When asking the question “Are all dry riser cabinets the same?“, you need to know both what a dry riser is and why you would need it to be housed in a cabinet.
This may sound obvious but it will help you when considering the right one for your particular environment.
What They Are
In simple terms, a dry riser is the main vertical pipe in a building.
It is designed so that in the event of a fire the fire service can have access. The term is the opposite to standpipes or wet risers in that they will have their own water supply.
In order to allow access but keep the dry riser protected it needs to be kept in a cabinet. While it is important that fire crews can access the dry riser it is also important to prevent the system from getting damaged or vandalised which is where the cabinets come in.
There are different issues to consider when choosing a dry riser cabinet.
Do you want one that clearly indicates what it is or would you prefer something that blends into the background?

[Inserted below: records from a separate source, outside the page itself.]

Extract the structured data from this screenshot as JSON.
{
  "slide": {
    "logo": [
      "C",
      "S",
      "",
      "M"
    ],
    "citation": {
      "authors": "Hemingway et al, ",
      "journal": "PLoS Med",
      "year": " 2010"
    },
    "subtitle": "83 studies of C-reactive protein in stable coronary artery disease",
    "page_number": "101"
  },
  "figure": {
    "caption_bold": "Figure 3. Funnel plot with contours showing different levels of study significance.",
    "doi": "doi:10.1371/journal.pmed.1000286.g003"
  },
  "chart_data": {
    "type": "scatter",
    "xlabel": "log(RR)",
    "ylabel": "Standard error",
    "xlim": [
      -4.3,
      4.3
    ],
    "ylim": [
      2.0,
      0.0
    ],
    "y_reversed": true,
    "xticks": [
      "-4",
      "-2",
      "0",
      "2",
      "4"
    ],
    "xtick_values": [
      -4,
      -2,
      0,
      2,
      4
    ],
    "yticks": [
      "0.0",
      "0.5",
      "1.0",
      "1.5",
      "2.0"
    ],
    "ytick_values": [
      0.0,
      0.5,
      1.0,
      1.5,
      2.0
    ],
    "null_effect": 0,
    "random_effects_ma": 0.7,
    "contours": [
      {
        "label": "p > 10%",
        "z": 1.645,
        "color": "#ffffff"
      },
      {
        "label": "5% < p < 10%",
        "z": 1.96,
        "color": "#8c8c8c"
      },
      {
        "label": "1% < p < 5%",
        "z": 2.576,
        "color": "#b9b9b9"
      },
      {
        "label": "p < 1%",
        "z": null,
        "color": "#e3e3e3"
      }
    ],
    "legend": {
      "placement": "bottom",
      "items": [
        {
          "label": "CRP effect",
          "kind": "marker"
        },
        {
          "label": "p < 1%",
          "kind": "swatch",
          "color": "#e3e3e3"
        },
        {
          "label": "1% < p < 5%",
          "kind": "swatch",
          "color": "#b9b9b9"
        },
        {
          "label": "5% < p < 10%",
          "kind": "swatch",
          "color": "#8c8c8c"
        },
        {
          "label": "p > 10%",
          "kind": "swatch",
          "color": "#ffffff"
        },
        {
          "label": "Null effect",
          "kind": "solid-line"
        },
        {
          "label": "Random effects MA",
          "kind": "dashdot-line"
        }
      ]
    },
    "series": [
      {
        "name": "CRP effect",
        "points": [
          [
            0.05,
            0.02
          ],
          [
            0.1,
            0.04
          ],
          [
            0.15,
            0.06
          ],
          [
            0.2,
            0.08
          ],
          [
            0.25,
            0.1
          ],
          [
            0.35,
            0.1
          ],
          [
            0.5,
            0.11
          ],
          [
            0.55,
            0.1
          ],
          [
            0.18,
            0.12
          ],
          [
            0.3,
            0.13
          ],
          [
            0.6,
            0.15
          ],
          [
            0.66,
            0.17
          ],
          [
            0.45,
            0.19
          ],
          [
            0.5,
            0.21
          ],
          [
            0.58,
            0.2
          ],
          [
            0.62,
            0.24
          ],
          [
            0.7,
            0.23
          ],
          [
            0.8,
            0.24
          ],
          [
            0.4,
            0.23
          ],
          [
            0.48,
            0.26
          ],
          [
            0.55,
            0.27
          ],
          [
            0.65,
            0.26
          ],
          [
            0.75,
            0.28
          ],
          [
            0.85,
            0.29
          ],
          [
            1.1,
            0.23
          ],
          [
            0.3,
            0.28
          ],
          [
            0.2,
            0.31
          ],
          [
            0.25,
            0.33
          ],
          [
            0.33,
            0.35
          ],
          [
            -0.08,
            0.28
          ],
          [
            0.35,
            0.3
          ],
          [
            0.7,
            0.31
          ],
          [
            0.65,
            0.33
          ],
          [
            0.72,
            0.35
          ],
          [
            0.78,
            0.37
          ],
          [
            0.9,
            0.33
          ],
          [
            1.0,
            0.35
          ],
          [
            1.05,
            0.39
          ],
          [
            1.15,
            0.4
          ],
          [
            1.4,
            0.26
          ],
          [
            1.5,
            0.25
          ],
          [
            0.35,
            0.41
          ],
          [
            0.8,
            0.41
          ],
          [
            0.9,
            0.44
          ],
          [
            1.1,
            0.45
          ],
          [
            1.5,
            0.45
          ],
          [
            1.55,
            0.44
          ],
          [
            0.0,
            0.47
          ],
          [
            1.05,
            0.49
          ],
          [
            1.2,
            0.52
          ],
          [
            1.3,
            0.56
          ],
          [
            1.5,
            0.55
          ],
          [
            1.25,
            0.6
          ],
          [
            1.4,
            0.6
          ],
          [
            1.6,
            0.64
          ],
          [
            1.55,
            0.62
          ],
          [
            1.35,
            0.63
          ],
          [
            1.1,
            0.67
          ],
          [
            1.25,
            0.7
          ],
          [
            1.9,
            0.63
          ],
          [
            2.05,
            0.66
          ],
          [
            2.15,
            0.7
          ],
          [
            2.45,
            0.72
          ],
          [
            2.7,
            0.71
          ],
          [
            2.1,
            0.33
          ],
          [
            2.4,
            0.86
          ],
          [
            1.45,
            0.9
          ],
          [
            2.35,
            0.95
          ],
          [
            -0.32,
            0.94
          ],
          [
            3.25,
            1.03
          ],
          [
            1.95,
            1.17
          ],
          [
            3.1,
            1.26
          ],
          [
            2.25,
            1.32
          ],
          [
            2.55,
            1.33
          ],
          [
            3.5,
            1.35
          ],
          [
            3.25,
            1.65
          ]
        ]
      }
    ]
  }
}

Fortunately, there are a number of options to choose that is best suited for your needs.
- Vertical surface mounted outlet – These jut out of the wall rather than being recessed into it. This is ideal if you want to make it clear where the dry riser is rather than having it blend into the background.
- Horizontal inlet cabinet – Best for people who want access to the riser but may not necessarily want it to jut out, this recessed cabinet is best for inclusion in a wall design while at the same time standing out just enough so you know where it is when you need it.
- Stainless steel – If you want an alternative to a red painted cabinet this is perfect, especially if you favour modern/minimalist designs. You can also get floor mounted inlets, ideal for having easy access without having them stand out.
- Architrave and door – This is worth considering because it comes with a Yale slam lock, a good option if you wish to deter vandals.
The Right Choice
As you can see when it comes to dry riser cabinets there are numerous variations.
However, ultimately it comes to the same thing: making sure that the access points for the dry riser can be accessed if necessary.
It is up to you to decide how clear you want that to be, how you want it to be secured or indeed what would be the most effective choice for your particular environment. In short, what is best is to think about what you think would be most appropriate for you and anyone needing to access the dry riser is an emergency.